One of the reasons I note this problem is because even now, I see very few (none?) meetings which serve as common platforms for biophysical chemists, biologists and modelers to come together and talk not just about problems in modeling but how people from these other fields can address the problem. But as long as modelers think of Big Data as some kind of ocean of truth simply waiting to spill out its secrets in the presence of the right tools, the field will not advance. They need to constantly realize the crucial interfacing with other disciplines that is an absolute must for progress in their own field. What would make their own field advance would be its practitioners knocking on the doors of their fellow kineticists, thermodynamicists and network biologists to get them the data that they need.

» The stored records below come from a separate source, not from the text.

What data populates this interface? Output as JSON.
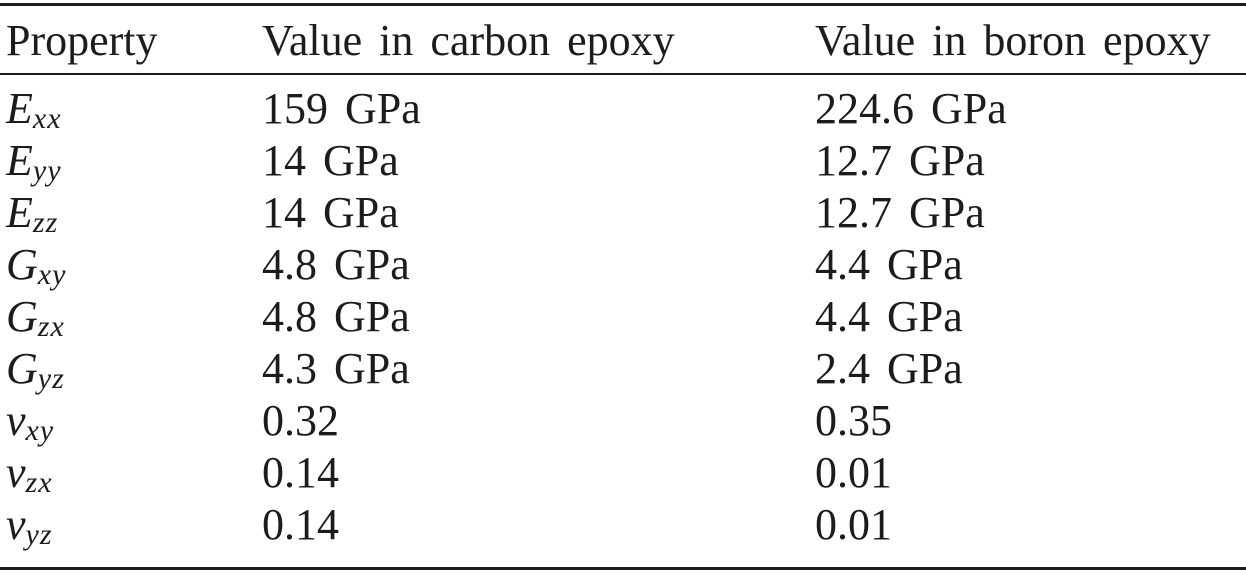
{
  "table": {
    "columns": [
      "Property",
      "Value in carbon epoxy",
      "Value in boron epoxy"
    ],
    "rows": [
      {
        "base": "E",
        "sub": "xx",
        "carbon": "159 GPa",
        "boron": "224.6 GPa"
      },
      {
        "base": "E",
        "sub": "yy",
        "carbon": "14 GPa",
        "boron": "12.7 GPa"
      },
      {
        "base": "E",
        "sub": "zz",
        "carbon": "14 GPa",
        "boron": "12.7 GPa"
      },
      {
        "base": "G",
        "sub": "xy",
        "carbon": "4.8 GPa",
        "boron": "4.4 GPa"
      },
      {
        "base": "G",
        "sub": "zx",
        "carbon": "4.8 GPa",
        "boron": "4.4 GPa"
      },
      {
        "base": "G",
        "sub": "yz",
        "carbon": "4.3 GPa",
        "boron": "2.4 GPa"
      },
      {
        "base": "v",
        "sub": "xy",
        "carbon": "0.32",
        "boron": "0.35"
      },
      {
        "base": "v",
        "sub": "zx",
        "carbon": "0.14",
        "boron": "0.01"
      },
      {
        "base": "v",
        "sub": "yz",
        "carbon": "0.14",
        "boron": "0.01"
      }
    ]
  },
  "chart_data": {
    "type": "table",
    "columns": [
      "Property",
      "Value in carbon epoxy",
      "Value in boron epoxy"
    ],
    "rows": [
      [
        "E_xx",
        "159 GPa",
        "224.6 GPa"
      ],
      [
        "E_yy",
        "14 GPa",
        "12.7 GPa"
      ],
      [
        "E_zz",
        "14 GPa",
        "12.7 GPa"
      ],
      [
        "G_xy",
        "4.8 GPa",
        "4.4 GPa"
      ],
      [
        "G_zx",
        "4.8 GPa",
        "4.4 GPa"
      ],
      [
        "G_yz",
        "4.3 GPa",
        "2.4 GPa"
      ],
      [
        "v_xy",
        "0.32",
        "0.35"
      ],
      [
        "v_zx",
        "0.14",
        "0.01"
      ],
      [
        "v_yz",
        "0.14",
        "0.01"
      ]
    ]
  }
}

That last problem suddenly catapults the whole challenge to a new level of complexity and urgency, since convincing other kinds of scientists to do the experiments and procure the data that would allow your field to advance is a daunting cultural challenge, not a scientific one. Crystallographers were busy solving pharmaceutically relevant protein structures long before there were modelers, and most of them were doing it based on pure curiosity. But it took them fifty years to generate the kind of data that modelers could realistically use. We don't have the luxury of waiting for fifty years to get the same kind of data from biophysical chemists, so how do we incentivize them to speed up the process?
There are no easy ways to address this challenge, but a start would be to recognize its looming existence. And to invite more scientists from other fields to the next Gordon Conference in CADD. How to get people from other fields to contribute to your own in a mutually beneficial relationship is a research problem in its own right that deserves separate space at a conference like this. And there is every reason to fill that space if we want our field to rapidly progress.